Chroniques

par laurent bergnach

Leoš Janáček
Příhody Lišky Bystroušky | La petite renarde rusée

1 DVD Medici Arts (2009)
3078388
ouvrage mis en scène par André Engel à Paris

Au départ de l'opéra de Leoš Janáček (1854-1928), il y a l'œuvre commune du poète Rudolf Těsnohlídek et du dessinateur Stanislav Lolek : Aventures de la renarde Fine-Oreille – en fait « aux Pieds légers », comme elle se nommait avant l'erreur typographique qui la rebaptise pour l’éternité –, qui présente des animaux se comportant en discordance avec la société humaine. Ayant rendu fou d'amour le garde-chasse qui la recueille un temps, obéissant à son instinct de dévoreuse de poules tout en représentant l' « idéal absolu de la femme moderne » pour le père de ses futurs enfants, notre héroïne ne peut être qu'une révolutionnaire qui propose une autre vision du monde.

Rendu populaire par sa publication sous forme de feuilleton, le roman illustré inspire rapidement le compositeur qui ne se laisse pas décourager par un entourage réticent – son éditeur viennois et son traducteur allemand, en particulier –, sentant que le sujet est pour lui. « Et puis les animaux, écrit-il, depuis des années, je les écoute, mémorisant leur discours ; je suis à l'aise avec eux ». La création de Brno, le 6 novembre 1924, puis la production praguoise l'année suivante laissent évidemment le public perplexe, mais l'ouvrage finit par s'imposer à partir des années cinquante – notamment avec le travail de Walter Felsenstein, fondateur de la Komische Oper de Berlin.

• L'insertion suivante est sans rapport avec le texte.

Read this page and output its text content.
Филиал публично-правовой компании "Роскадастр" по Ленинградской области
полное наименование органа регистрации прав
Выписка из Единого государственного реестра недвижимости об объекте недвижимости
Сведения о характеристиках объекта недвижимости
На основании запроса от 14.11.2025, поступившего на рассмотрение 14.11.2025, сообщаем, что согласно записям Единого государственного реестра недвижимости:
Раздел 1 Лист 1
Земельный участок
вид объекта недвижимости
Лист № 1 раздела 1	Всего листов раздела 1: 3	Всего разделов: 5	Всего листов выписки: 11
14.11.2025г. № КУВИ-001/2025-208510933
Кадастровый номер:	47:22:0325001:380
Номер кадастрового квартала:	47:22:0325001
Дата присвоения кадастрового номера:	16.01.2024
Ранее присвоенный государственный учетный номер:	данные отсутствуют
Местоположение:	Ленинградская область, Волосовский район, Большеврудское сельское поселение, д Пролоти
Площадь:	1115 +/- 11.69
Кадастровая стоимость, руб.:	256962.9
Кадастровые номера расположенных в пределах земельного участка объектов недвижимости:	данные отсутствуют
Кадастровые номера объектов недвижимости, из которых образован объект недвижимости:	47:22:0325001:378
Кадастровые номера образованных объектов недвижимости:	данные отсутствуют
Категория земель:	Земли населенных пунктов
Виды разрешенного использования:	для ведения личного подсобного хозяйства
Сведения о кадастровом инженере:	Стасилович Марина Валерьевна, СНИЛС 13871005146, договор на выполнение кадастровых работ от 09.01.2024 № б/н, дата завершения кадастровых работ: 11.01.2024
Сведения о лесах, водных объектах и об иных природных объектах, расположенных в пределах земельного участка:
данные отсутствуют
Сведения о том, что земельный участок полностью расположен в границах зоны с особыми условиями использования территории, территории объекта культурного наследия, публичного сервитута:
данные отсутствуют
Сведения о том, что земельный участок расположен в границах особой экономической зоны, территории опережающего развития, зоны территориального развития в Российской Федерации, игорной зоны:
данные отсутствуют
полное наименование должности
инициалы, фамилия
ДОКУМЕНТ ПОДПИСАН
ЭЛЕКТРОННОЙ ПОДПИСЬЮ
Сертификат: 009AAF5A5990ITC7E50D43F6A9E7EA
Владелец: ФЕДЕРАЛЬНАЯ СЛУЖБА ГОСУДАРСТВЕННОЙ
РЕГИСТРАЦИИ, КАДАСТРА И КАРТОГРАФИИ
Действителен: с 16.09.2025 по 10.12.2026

Plutôt que dans une forêt, c'est dans un champ de tournesols que nous entraine André Engel pour illustrer le cycle éternel de la nature, avec une voie ferrée qui symbolise le point de jonction entre deux univers. Malheureusement, de beaux décors ne dispensent pas d'une direction d'acteurs en finesse. L'on s'ennuie ferme quand il faudrait s'émerveiller. À sa décharge, la captation réalisée par Don Kent durant l'automne dernier est une catastrophe. Le réalisateur alterne les plans larges inutiles avec des gros plans qui gâchent la magie de déguisements réussis – l'identification des animaux est immédiate, bien que parfois décalée. De plus, au lieu de s'attarder sur un rideau de scène qui fait peut-être référence aux dessins originaux de Lolek, ses interludes nous gavent d'images de campagne insipides et de flash-back sépia.

C'est donc sa distribution musicale qui sauve cette production parisienne. Expressive et colorée, la Renarde d'Elena Tsallagova a le charisme qu'il faut pour porter l'ouvrage, et ses échanges avec Hannah Esther Minutillo (le Renard) sont convaincants. Jukka Rasilainen incarne un Garde-chasse très timbré. Les autres chanteurs sont des figures familières ou prometteuses de la scène : Michèle Lagrange (sa Femme), David Kuebler (l'Instituteur), Roland Bracht (le Prêtre), Paul Gay (Harašta) ou encore Letitia Singleton (le Chien). L'Orchestre de l'Opéra national de Paris, placé sous la direction gracieuse de Dennis Russell Davies, livre des traits solistes d'une grande clarté.